The natural history and mechanisms of myocardial dysfunction in T1DM are not well understood. Several studies have reported that LV dysfunction may occur in T1DM in the absence of ischemic heart disease or hypertension.5 The results of this study demonstrated that at baseline, T1DM shows no significant differences compared to HC. At 3-years follow-up, the LV mass (especially in male patients), apical-to-basal torsion, and diastolic function (represented by the E/A ratio) normalize toward the measurement ranges in HC, and are accompanied by decreased basal LV strain. The results suggest that diabetes has direct effects on the heart, which can contribute to the development of cardiomyopathy and LV dysfunction in the absence of large vessel disease. These results have immediate relevance in understanding the pathophysiology and natural history of myocardial contractile dysfunction and enhanced risk of cardiovascular disease in T1DM. In conclusion, MRI is a valuable technique for evaluating global and regional cardiac function in T1DM patients and for following measurements’ changes over time. Larger studies with longer follow-up time are needed to better understand the nature of ventricular remodeling in T1DM.

Acknowledgements

Funding from NIH R01-HL-102334.

References

1. G. S. Francis.

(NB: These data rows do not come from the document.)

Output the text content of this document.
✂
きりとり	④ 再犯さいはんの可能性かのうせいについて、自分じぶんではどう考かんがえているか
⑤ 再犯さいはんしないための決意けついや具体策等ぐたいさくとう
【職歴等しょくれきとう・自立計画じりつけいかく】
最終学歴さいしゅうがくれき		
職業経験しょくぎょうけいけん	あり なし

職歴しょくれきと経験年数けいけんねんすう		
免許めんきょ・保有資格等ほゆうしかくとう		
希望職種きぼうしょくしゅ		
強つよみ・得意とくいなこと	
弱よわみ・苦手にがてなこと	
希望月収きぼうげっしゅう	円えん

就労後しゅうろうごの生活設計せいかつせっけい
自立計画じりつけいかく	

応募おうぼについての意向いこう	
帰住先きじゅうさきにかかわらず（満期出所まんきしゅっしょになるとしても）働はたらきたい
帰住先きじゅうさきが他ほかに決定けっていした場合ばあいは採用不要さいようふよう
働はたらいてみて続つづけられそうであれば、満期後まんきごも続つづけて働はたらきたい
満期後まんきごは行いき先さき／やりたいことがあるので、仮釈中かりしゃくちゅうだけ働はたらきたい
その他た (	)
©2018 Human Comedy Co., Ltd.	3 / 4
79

Diabetic cardiomyopathy: fact or fiction? Heart 2001; 85:247-8.

2. A. Frustaci, J. Kajstura, C. Chimenti, et al. Myocardial cell death in human diabetes. Circ Res 2000; 87:1123-1132.

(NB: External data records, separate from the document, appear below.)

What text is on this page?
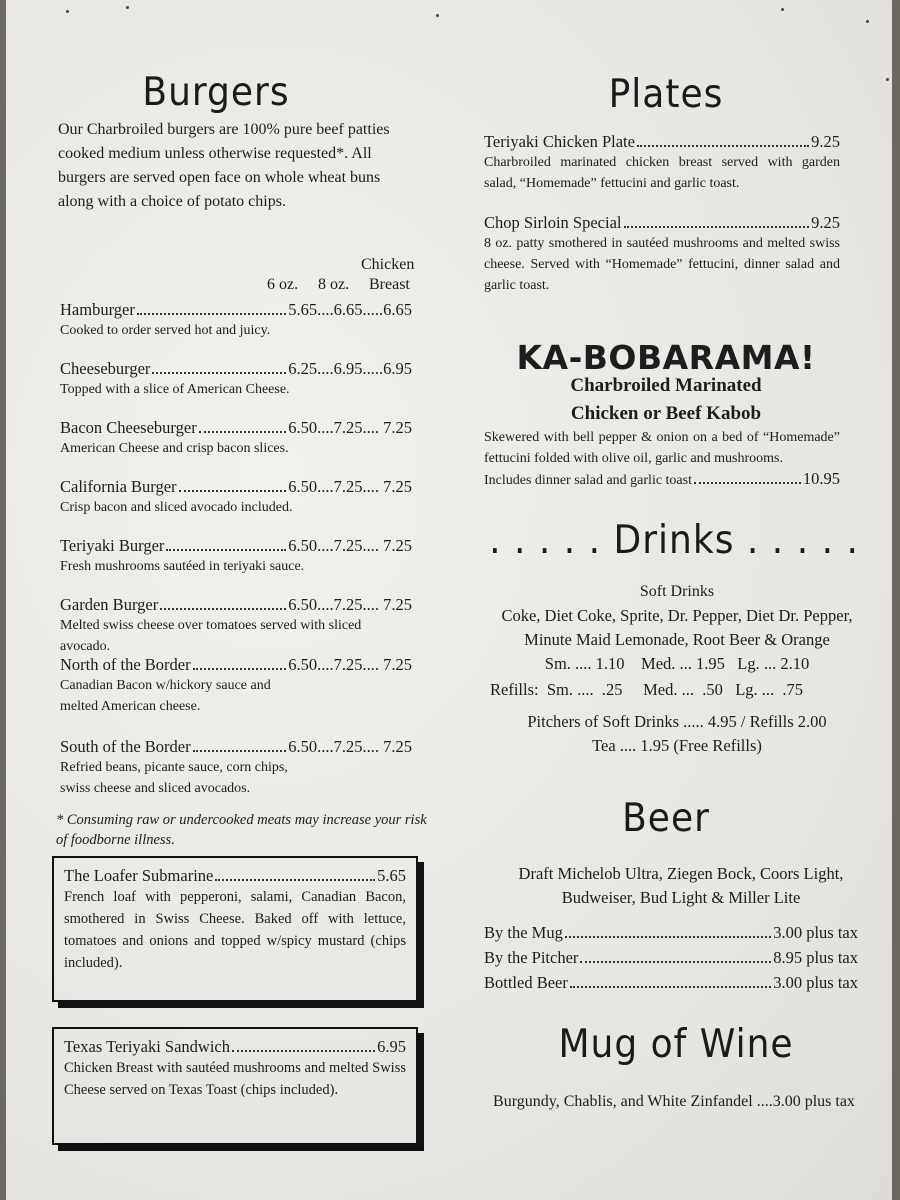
Burgers

Our Charbroiled burgers are 100% pure beef patties cooked medium unless otherwise requested*. All burgers are served open face on whole wheat buns along with a choice of potato chips.

6 oz. 8 oz.
Chicken
Breast
Hamburger	5.65....6.65.....6.65
Cooked to order served hot and juicy.
Cheeseburger	6.25....6.95.....6.95
Topped with a slice of American Cheese.
Bacon Cheeseburger	6.50....7.25.... 7.25
American Cheese and crisp bacon slices.
California Burger	6.50....7.25.... 7.25
Crisp bacon and sliced avocado included.
Teriyaki Burger	6.50....7.25.... 7.25
Fresh mushrooms sautéed in teriyaki sauce.
Garden Burger	6.50....7.25.... 7.25
Melted swiss cheese over tomatoes served with sliced avocado.
North of the Border	6.50....7.25.... 7.25
Canadian Bacon w/hickory sauce and melted American cheese.
South of the Border	6.50....7.25.... 7.25
Refried beans, picante sauce, corn chips, swiss cheese and sliced avocados.
* Consuming raw or undercooked meats may increase your risk of foodborne illness.
The Loafer Submarine	5.65
French loaf with pepperoni, salami, Canadian Bacon, smothered in Swiss Cheese. Baked off with lettuce, tomatoes and onions and topped w/spicy mustard (chips included).
Texas Teriyaki Sandwich	6.95
Chicken Breast with sautéed mushrooms and melted Swiss Cheese served on Texas Toast (chips included).
Plates
Teriyaki Chicken Plate	9.25
Charbroiled marinated chicken breast served with garden salad, “Homemade” fettucini and garlic toast.
Chop Sirloin Special	9.25
8 oz. patty smothered in sautéed mushrooms and melted swiss cheese. Served with “Homemade” fettucini, dinner salad and garlic toast.
KA-BOBARAMA!
Charbroiled Marinated
Chicken or Beef Kabob
Skewered with bell pepper & onion on a bed of “Homemade” fettucini folded with olive oil, garlic and mushrooms.
Includes dinner salad and garlic toast	10.95
. . . . . Drinks . . . . .
Soft Drinks
Coke, Diet Coke, Sprite, Dr. Pepper, Diet Dr. Pepper,
Minute Maid Lemonade, Root Beer & Orange
Sm. .... 1.10    Med. ... 1.95   Lg. ... 2.10
Refills:  Sm. ....  .25     Med. ...  .50   Lg. ...  .75
Pitchers of Soft Drinks ..... 4.95 / Refills 2.00
Tea .... 1.95 (Free Refills)
Beer
Draft Michelob Ultra, Ziegen Bock, Coors Light,
Budweiser, Bud Light & Miller Lite
By the Mug	3.00 plus tax
By the Pitcher	8.95 plus tax
Bottled Beer	3.00 plus tax
Mug of Wine
Burgundy, Chablis, and White Zinfandel ....3.00 plus tax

3. A. J. Drake-Holland, G. J. Van der Vusse, T. H. Roemen, et al. Chronic catecholamine depletion switches myocardium from carbohydrate to lipid utilization. Cardiovasc Drugs Ther 2001;15:111-117.

4. J. Chung, P. Abraszewski, X. Yu, et al. Paradoxical increase in ventricular torsion and systolic torsion rate in type I diabetic patients under tight glycemic control. J Am Coll Cardiol 2006; 47: 384-390.

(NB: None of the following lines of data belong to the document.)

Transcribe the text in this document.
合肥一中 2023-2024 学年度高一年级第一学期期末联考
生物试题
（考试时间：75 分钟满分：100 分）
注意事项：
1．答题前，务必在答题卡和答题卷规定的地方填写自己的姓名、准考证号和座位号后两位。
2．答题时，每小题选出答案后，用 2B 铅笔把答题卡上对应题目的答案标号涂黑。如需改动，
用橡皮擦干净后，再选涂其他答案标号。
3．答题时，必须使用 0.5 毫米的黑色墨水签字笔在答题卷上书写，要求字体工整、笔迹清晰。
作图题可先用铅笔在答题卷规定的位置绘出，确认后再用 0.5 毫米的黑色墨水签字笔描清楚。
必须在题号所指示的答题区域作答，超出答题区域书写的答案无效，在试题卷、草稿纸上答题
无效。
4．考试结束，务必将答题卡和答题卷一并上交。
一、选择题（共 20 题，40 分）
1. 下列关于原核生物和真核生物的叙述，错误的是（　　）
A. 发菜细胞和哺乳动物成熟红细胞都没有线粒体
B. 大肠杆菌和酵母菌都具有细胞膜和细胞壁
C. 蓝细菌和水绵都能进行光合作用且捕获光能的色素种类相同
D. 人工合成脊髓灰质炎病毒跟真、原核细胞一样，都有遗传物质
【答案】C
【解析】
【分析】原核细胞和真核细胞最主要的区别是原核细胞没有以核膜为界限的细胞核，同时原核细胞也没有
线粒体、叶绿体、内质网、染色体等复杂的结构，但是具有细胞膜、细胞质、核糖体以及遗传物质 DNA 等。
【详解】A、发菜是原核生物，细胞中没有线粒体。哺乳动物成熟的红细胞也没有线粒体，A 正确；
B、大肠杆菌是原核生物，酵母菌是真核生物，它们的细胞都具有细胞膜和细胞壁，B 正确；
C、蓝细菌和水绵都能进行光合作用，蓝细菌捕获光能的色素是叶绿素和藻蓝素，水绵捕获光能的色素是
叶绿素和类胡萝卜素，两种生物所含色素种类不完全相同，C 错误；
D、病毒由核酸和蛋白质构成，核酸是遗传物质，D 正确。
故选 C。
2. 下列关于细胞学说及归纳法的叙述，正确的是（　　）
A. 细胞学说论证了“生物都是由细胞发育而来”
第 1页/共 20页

5. R. Pop-Busui, I. Kirkwood, H. Schmid, et al. Sympathetic dysfunction in type 1 diabetes: association with impaired myocardial blood flow reserve and diastolic dysfunction. J Am Coll Cardiol 2004; 44:2368-2374.

Figures

Table 1. Cardiac functional parameters (mean±SD) in T1DM (baseline and follow-up) and healthy controls. Mass ratio = mass / end-diastolic volume; EF = ejection fraction; E/A = early-to-atrial filling ratio; strain = circumferential strain; torsion = (apical rotation - basal rotation) / base-to-apex distance.

Figure 1. Cardiac functional parameters in T1DM (at baseline (BL) and follow-up (FU)) and healthy controls (HC). LV mass ratio = mass/end-diastolic volume; E/A = early-to-atrial filling ratio. * = significant.